Todd Beamer was 32 and on United Airlines Flight 93, from Newark to San Francisco, on September 11, 2001. The flight was hijacked and Todd managed to make a call from the inflight phone to an operator named Lisa describing what was happening. Hijackers had killed a passenger with box cutters, stormed the cockpit and turned the plane around. Todd believed one of the hijackers had a bomb. Lisa explained to Todd that two planes had crashed into the World Trade Center and one into the Pentagon. She told him, “Our country is under attack….and I’m afraid that your plane may be part of their plan.”

Todd replied, “Oh dear God, dear God, Lisa, will you do something for me?

Lisa: I’ll try….if I can….Yes.

Todd: I want you to call my wife and my kids for me and tell them what’s happened. Promise me you’ll call..

Lisa: I promise – I’ll call.

Todd: You have the same name as my wife…Lisa….We’ve been married for 10 years. She’s pregnant with our 3rd child. Tell her that I love her…….(choking up)..I’ll always love her..(clearing throat) We have two boys.. David, he’s 3 and Andrew, he’s 1…..Tell them……(choking) tell them that their daddy loves them and that he is so proud of them. (clearing throat again) Our baby is due January 12th…..I saw an ultra sound…..it was great….we still don’t know if it’s a girl or a boy………Lisa?

Lisa: (barely able to speak) I’ll tell them, I promise Todd.

Todd: I’m going back to the group—if I can get back I will…


While Todd was away Lisa brought an FBI agent onto the line. When Todd returned the agent informed him he believed Todd’s flight is headed for the US Capital or the White House. They were about 20 minutes away. Todd replied, “I understand…hold on……I’ll…….I’ll be back”


Todd: (breathing a little heavier) The plane seems to be changing directions just a little. It’s getting pretty rough up here. The plane is flying real erratic….We’re not going to make it out of here.

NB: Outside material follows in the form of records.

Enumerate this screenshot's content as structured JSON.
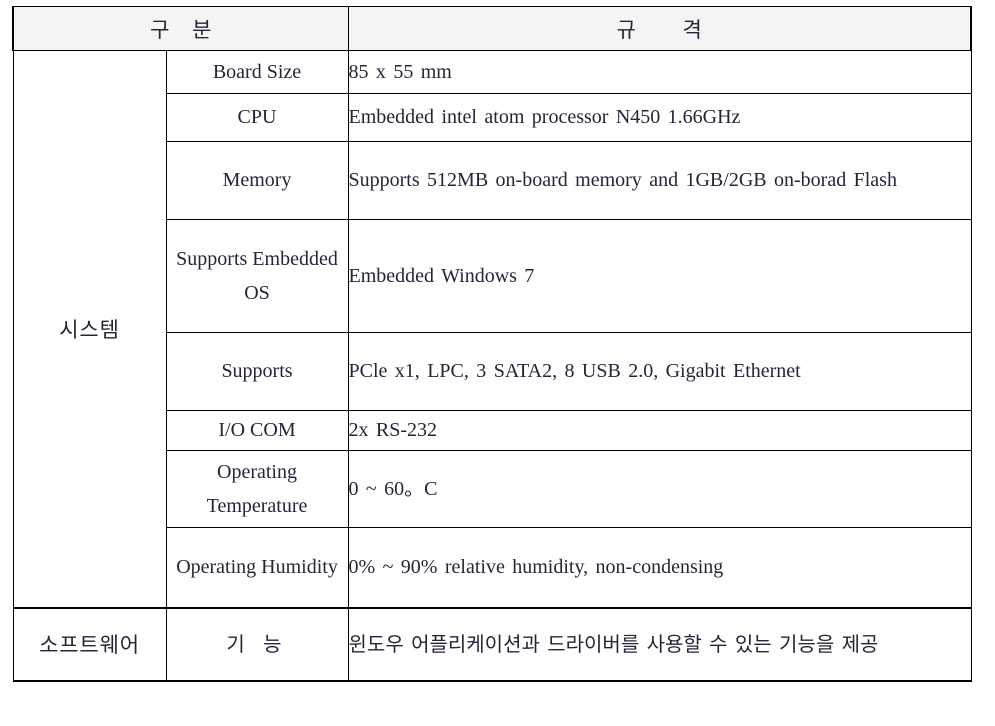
{
  "table": {
    "headers": {
      "col1": "구  분",
      "col2": "규    격"
    },
    "categories": [
      {
        "name": "시스템",
        "rowspan": 8
      },
      {
        "name": "소프트웨어",
        "rowspan": 1
      }
    ],
    "rows": [
      {
        "label": "Board Size",
        "value": "85 x 55 mm"
      },
      {
        "label": "CPU",
        "value": "Embedded intel atom processor N450 1.66GHz"
      },
      {
        "label": "Memory",
        "value": "Supports 512MB on-board memory and 1GB/2GB on-borad Flash"
      },
      {
        "label": "Supports Embedded OS",
        "value": "Embedded Windows 7"
      },
      {
        "label": "Supports",
        "value": "PCle x1, LPC, 3 SATA2, 8 USB 2.0, Gigabit Ethernet"
      },
      {
        "label": "I/O COM",
        "value": "2x RS-232"
      },
      {
        "label": "Operating Temperature",
        "value": "0 ~ 60。C"
      },
      {
        "label": "Operating Humidity",
        "value": "0% ~ 90% relative humidity, non-condensing"
      },
      {
        "label": "기  능",
        "value": "윈도우 어플리케이션과 드라이버를 사용할 수 있는 기능을 제공"
      }
    ]
  },
  "colors": {
    "header_background": "#f4f4f4",
    "border": "#000000",
    "text": "#25253a",
    "page_background": "#ffffff"
  }
}
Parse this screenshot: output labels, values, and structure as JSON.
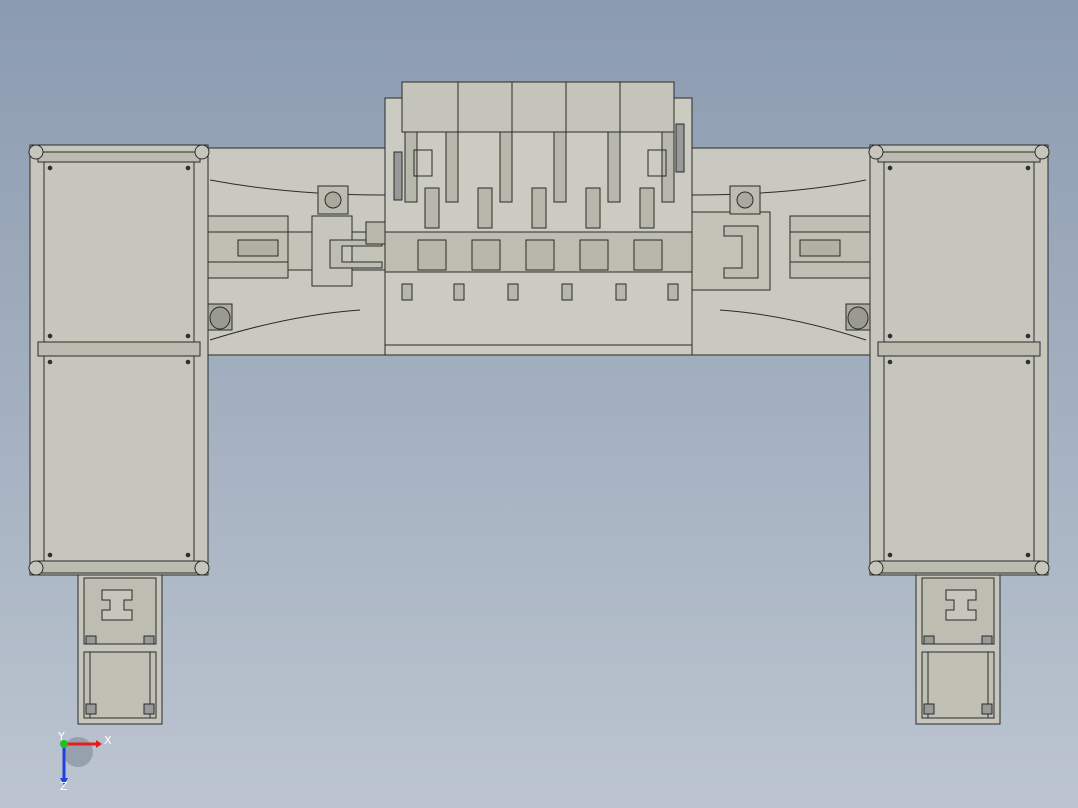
{
  "viewport": {
    "background_top": "#8b9bb0",
    "background_bottom": "#bcc5d0",
    "model_fill": "#c6c6bc",
    "model_fill_dark": "#b4b4a8",
    "edge_color": "#2b2b2b"
  },
  "triad": {
    "x_label": "X",
    "y_label": "Y",
    "z_label": "Z",
    "x_color": "#e02020",
    "y_color": "#20c020",
    "z_color": "#2040e0"
  }
}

Lisa: Todd, what are you going to do?

Todd: We’ve hatched a plan. Four of us are going to rush the hijacker with the bomb. After we take him out, we’ll break into the cockpit. A stewardess is getting some boiling water to throw on the hijackers at the controls. We’ll get them….and we’ll take them out. Lisa, …..will you do one

last thing for me?

Lisa: Yes…What is it?

Todd: Would you pray with me?

They prayed the prayer that Jesus, God in flesh, taught us to pray, The Lord’s Prayer.


And then Todd began the recite Psalm 23, a prayer from the Old Testament, to God who was with Joshua, who told him to be strong and courageous for I am with you always. And as Todd recited,


“The Lord is my shepherd…

He makes me to lie down in green pastures He leads me beside the still waters… Yea, though I walk through the valley of the shadow of death I will fear no evil, for thou art with me….

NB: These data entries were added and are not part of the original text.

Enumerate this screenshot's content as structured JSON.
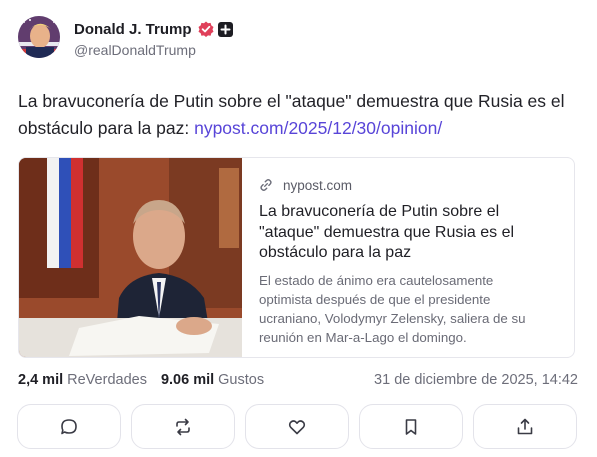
{
  "author": {
    "display_name": "Donald J. Trump",
    "handle": "@realDonaldTrump",
    "verified_icon": "verified-badge-icon",
    "plus_icon": "plus-badge-icon",
    "verified_color": "#e0405a"
  },
  "post": {
    "text": "La bravuconería de Putin sobre el \"ataque\" demuestra que Rusia es el obstáculo para la paz: ",
    "link_text": "nypost.com/2025/12/30/opinion/",
    "link_color": "#5845d8"
  },
  "card": {
    "domain": "nypost.com",
    "title": "La bravuconería de Putin sobre el \"ataque\" demuestra que Rusia es el obstáculo para la paz",
    "description": "El estado de ánimo era cautelosamente optimista después de que el presidente ucraniano, Volodymyr Zelensky, saliera de su reunión en Mar-a-Lago el domingo."
  },
  "stats": {
    "retruths_count": "2,4 mil",
    "retruths_label": "ReVerdades",
    "likes_count": "9.06 mil",
    "likes_label": "Gustos",
    "timestamp": "31 de diciembre de 2025, 14:42"
  },
  "actions": [
    {
      "icon": "reply-icon"
    },
    {
      "icon": "repost-icon"
    },
    {
      "icon": "like-icon"
    },
    {
      "icon": "bookmark-icon"
    },
    {
      "icon": "share-icon"
    }
  ]
}
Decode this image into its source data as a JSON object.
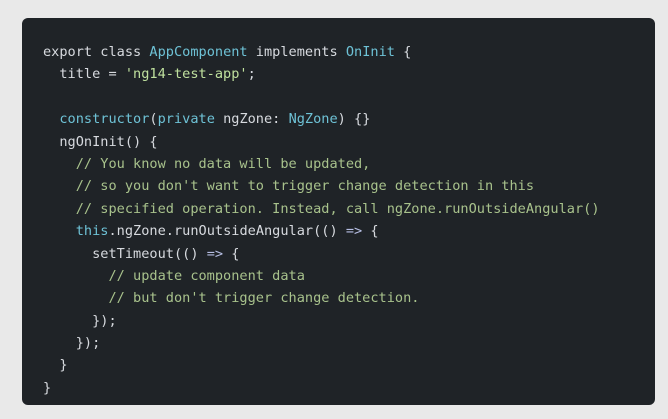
{
  "theme": {
    "background": "#e9e9e9",
    "card": "#1f2327",
    "text": "#d7dadf",
    "type": "#6ec2d6",
    "keyword": "#b7bfe4",
    "string": "#bfe09e",
    "comment": "#a8c28c"
  },
  "code": {
    "lines": [
      [
        {
          "text": "export class ",
          "kind": "plain"
        },
        {
          "text": "AppComponent",
          "kind": "type"
        },
        {
          "text": " implements ",
          "kind": "plain"
        },
        {
          "text": "OnInit",
          "kind": "type"
        },
        {
          "text": " {",
          "kind": "punct"
        }
      ],
      [
        {
          "text": "  title = ",
          "kind": "plain"
        },
        {
          "text": "'ng14-test-app'",
          "kind": "str"
        },
        {
          "text": ";",
          "kind": "punct"
        }
      ],
      [],
      [
        {
          "text": "  ",
          "kind": "plain"
        },
        {
          "text": "constructor",
          "kind": "type"
        },
        {
          "text": "(",
          "kind": "punct"
        },
        {
          "text": "private",
          "kind": "type"
        },
        {
          "text": " ngZone: ",
          "kind": "plain"
        },
        {
          "text": "NgZone",
          "kind": "type"
        },
        {
          "text": ") {}",
          "kind": "punct"
        }
      ],
      [
        {
          "text": "  ngOnInit() {",
          "kind": "plain"
        }
      ],
      [
        {
          "text": "    // You know no data will be updated,",
          "kind": "comment"
        }
      ],
      [
        {
          "text": "    // so you don't want to trigger change detection in this",
          "kind": "comment"
        }
      ],
      [
        {
          "text": "    // specified operation. Instead, call ngZone.runOutsideAngular()",
          "kind": "comment"
        }
      ],
      [
        {
          "text": "    ",
          "kind": "plain"
        },
        {
          "text": "this",
          "kind": "type"
        },
        {
          "text": ".ngZone.runOutsideAngular(() ",
          "kind": "plain"
        },
        {
          "text": "=>",
          "kind": "kw"
        },
        {
          "text": " {",
          "kind": "punct"
        }
      ],
      [
        {
          "text": "      setTimeout(() ",
          "kind": "plain"
        },
        {
          "text": "=>",
          "kind": "kw"
        },
        {
          "text": " {",
          "kind": "punct"
        }
      ],
      [
        {
          "text": "        // update component data",
          "kind": "comment"
        }
      ],
      [
        {
          "text": "        // but don't trigger change detection.",
          "kind": "comment"
        }
      ],
      [
        {
          "text": "      });",
          "kind": "plain"
        }
      ],
      [
        {
          "text": "    });",
          "kind": "plain"
        }
      ],
      [
        {
          "text": "  }",
          "kind": "plain"
        }
      ],
      [
        {
          "text": "}",
          "kind": "plain"
        }
      ]
    ]
  }
}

Lisa could hear others on the flight praying with him.

Then Todd said, “God help me…Jesus help me….

(clears throat and louder) Are you guys ready?……

Let’s Roll……


And Todd picked up his cross and God was with them and through their actions which cost them their lives, they saved countless lives. And I know that God was with them. And God led them through the violence into the Promised Land. Great is the mystery of faith.


Joshua tells us after all this, “the land had a rest from war.” Beloved, may ours as well.